Autonomous Vehicles and Connected vehicle technologies: How do autonomous and connected vehicle technologies help solving the complex interactions between vehicles, infrastructure and the people that operate them? What are the interrelations with environment and system performance degradation? Do they hinder the positive impact of autonomous driving and cloud-sharing? What are the benefits of wide-spread deployment of electronic-horizon and ADAS in terms of drive increased safety, convenience and environmental benefits on the world roads and highways?
Economics of emerging vehicle ownership models in sharing economy: What are the crucial (internal and external) factors for the vehicle sharing economy? How to predict market trends using modeling and simulation technologies? How to make competitive strategies in vehicle sharing economy?
New materials and modelling approaches: How to select the most appropriate vehicle body architecture in the conceptual phase of vehicle development? How to estimate the potential of hybrid vehicle body construction design for the targeted improvement of conventional structural components? How to (topologically) optimize vehicle components made of hybrid materials? How to build a knowledge system for multi-material design in vehicle development?
Higher-performance-oriented design and testing of key powertrain components: New powertrain concepts trigger new challenges in design, control, vibrations, comfort and performance optimization of more electric vehicles. How can multilevel modelling, laboratory scale testing and intelligent management drastically reduce time-consuming vehicle testing and calibration cost?
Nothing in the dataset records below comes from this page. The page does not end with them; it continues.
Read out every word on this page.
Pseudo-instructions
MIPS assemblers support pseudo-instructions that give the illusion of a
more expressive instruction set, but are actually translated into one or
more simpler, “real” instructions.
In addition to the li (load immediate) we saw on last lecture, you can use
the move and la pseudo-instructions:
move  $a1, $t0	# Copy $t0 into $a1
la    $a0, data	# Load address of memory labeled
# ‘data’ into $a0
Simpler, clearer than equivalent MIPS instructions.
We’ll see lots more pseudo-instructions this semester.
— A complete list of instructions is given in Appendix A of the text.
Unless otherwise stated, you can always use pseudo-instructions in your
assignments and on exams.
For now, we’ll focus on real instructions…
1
Structural design oriented to vehicle fuel savings: How to master the uncertainties in vehicle structural design? Why are structural durability approaches so strategic with respect to the assessment of the design, dimensioning and service life of components and structures? How can such tools help developers and OEMs in introducing new lightweight construction with pronounced safety and reliability? How important is the validation of innovative materials finalized to lightweight vehicle design?
New mobility paradigm: New mobility paradigm: Future vehicles will be more and more used as “service of transportation”. The Autonomous driving is going to change the role of driver and passengers, as well as the paradigms of configuration and usability of car interiors. How will this paradigms change affect the future vehicle design? How will the new interiors designs affect fuel consumption and components packaging?
Software V&V (Verification&Validation): The number of measurement-based embedded systems increases continuously in automotive and avionic industries, as well as in the structural monitoring. How should automatic functional testing be introduced at both MiL (Model-in-the-Loop) and Hardware-in-the-Loop (HiL) test environment? Why are such tools expected to ensure the complex embedded systems compliance with robustness requirements by developers and OEMs?